顾珩眼睛忽地一亮,“五哥,如果这次顾家旁枝被柳景胜利用,那我们倒可以借此彻底解决此隐患。”
“是,五哥正有此意,但他们是在暗处,你在明处,凡事你
要多留意!”五哥点了点她的眉心,“我把小舅舅留下的人脉全留给你,以后,金陵的信息,蓝屏会直接交给你。”
“小舅舅的人脉,原来这些年你跟小舅舅一直有联系?”
“嗯!”
原来如此,之前她就甚感奇怪,为什么五哥足不出户,却知道金陵所发生的一切事。
“五哥,既然小舅舅把人留给你,你就带上他们,路上也有个照应。
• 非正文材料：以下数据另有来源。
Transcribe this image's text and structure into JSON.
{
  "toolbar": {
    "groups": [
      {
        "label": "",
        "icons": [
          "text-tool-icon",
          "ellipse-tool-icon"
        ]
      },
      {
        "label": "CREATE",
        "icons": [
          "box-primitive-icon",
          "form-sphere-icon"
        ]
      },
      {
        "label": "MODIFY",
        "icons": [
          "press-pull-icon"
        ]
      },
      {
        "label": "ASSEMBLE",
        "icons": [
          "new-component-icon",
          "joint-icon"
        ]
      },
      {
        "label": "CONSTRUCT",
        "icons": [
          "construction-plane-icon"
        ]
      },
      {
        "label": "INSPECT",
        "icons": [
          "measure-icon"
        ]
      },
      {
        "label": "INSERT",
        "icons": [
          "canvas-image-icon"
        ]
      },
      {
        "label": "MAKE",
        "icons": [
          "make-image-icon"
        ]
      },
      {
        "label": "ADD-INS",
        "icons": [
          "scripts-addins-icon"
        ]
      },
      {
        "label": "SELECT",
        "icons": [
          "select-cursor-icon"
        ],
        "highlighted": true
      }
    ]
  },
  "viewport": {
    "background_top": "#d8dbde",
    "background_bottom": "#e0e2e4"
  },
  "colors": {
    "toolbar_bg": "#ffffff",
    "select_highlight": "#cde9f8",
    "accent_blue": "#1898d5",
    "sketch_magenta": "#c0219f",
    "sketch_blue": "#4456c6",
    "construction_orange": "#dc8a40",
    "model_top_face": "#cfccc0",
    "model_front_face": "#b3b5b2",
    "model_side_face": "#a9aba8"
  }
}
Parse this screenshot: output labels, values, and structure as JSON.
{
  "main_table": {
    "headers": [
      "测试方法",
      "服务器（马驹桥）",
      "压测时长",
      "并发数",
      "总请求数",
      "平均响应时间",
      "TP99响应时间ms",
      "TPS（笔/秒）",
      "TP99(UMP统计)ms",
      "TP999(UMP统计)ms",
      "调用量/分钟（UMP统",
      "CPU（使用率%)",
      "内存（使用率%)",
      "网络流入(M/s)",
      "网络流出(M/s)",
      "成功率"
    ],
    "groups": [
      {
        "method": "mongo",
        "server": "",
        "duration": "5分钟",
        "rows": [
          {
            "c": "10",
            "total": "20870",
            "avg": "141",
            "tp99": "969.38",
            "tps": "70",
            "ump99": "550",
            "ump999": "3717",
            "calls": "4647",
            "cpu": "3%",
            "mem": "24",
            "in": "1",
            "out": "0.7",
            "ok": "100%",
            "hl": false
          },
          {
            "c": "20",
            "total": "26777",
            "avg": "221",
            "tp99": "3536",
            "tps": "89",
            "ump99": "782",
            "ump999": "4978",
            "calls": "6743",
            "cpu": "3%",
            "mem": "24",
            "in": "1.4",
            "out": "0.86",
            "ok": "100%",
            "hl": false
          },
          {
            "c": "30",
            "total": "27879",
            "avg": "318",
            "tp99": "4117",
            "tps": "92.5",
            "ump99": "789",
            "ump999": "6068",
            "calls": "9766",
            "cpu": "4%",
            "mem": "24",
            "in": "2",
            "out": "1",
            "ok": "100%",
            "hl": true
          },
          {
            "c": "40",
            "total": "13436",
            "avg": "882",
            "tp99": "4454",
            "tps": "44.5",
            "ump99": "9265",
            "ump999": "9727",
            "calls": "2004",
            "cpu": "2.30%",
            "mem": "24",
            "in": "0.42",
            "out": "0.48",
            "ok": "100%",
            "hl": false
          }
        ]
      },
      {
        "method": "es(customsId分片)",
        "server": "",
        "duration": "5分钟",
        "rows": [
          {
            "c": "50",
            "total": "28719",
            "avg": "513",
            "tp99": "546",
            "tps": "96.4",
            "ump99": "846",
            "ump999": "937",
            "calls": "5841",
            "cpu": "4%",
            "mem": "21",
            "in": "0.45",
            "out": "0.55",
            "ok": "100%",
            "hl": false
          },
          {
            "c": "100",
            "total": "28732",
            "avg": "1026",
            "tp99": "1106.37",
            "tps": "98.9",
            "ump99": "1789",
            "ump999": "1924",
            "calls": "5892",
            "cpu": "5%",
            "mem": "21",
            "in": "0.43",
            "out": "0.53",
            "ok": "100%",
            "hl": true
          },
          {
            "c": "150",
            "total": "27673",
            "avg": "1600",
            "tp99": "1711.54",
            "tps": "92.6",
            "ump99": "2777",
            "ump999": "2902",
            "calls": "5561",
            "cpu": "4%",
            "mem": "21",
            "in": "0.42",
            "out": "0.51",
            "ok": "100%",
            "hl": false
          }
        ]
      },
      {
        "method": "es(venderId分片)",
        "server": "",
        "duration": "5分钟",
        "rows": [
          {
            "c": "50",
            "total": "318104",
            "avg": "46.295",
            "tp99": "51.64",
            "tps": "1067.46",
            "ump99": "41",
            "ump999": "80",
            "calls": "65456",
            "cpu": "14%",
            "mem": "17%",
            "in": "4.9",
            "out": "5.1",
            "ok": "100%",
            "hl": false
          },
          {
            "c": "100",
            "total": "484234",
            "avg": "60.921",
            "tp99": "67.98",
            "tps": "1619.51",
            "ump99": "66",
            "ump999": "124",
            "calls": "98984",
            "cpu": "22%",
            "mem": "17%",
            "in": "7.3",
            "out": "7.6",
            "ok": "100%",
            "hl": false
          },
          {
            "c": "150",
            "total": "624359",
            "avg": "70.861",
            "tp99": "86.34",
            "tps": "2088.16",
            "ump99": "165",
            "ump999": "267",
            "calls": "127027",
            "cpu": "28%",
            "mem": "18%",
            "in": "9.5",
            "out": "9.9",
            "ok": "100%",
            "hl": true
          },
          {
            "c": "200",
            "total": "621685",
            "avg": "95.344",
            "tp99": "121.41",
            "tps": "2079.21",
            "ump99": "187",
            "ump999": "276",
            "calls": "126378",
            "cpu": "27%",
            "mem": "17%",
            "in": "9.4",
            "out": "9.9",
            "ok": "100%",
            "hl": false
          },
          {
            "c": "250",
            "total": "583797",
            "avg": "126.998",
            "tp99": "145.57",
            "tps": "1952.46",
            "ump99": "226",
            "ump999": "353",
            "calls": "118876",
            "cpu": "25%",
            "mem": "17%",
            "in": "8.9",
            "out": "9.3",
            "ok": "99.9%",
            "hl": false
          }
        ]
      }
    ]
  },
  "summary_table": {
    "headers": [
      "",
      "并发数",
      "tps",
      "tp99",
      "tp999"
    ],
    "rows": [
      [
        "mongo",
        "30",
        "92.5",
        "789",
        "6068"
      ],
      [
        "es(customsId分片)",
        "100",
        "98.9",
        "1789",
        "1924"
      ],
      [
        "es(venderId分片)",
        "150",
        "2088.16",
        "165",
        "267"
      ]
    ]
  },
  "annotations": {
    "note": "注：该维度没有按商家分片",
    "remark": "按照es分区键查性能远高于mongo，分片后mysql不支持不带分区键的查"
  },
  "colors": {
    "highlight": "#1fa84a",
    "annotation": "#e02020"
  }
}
”
“傻丫头,这些人留在金陵方有施展手脚的余地,到了西南,自有小舅舅的人与我联系,你莫担心,好好照顾好自己就好。”
顾珩落寂地颔首,想到即将与五哥分别,顾珩心情低落。
少年伸手抚了抚她的发顶,又拉她到铜镜前,兄妹二人对着镜子看了会,顾珩比了比,嘟喃,“五哥,你都快高我半个头了,你都吃什么啦。”
“该长的时候,便是喝水也能长个。陪五哥下盘棋?”
“好!”顾珩这才心满意足地笑了,可惜事与愿违,没多久,外院的婆子来找顾珩,说是顾仲秋让他去抱竹轩见客。
这是极罕见之事,顾仲秋向来很少带顾珩出去见同僚。
“或许是对方要求的,父亲推托不过,你去吧,若是晚了,就在外院歇着,免得进进出出引旁人多嘴,坏了你的名声。”
少年担心的是坏了顾芊琅的名声。
“哦!”顾珩扁着嘴,看了看自己搭好的被子,叮嘱,“那你不要动它,或许我早回来呢。”
“行,去吧!”
顾珩离开,少年回到案桌前,正提笔,窗子却无声推开,容霁如鬼魅般跃了进来。
少年当即明白,启声道:“七殿下引走琅琅,是有话对顾珩说?”
容霁脸色煞白煞白,下一瞬,单手便掐住了少年的咽喉,薄笑直达眼际,“之行,杀你不过是捏死一只蚂蚁。”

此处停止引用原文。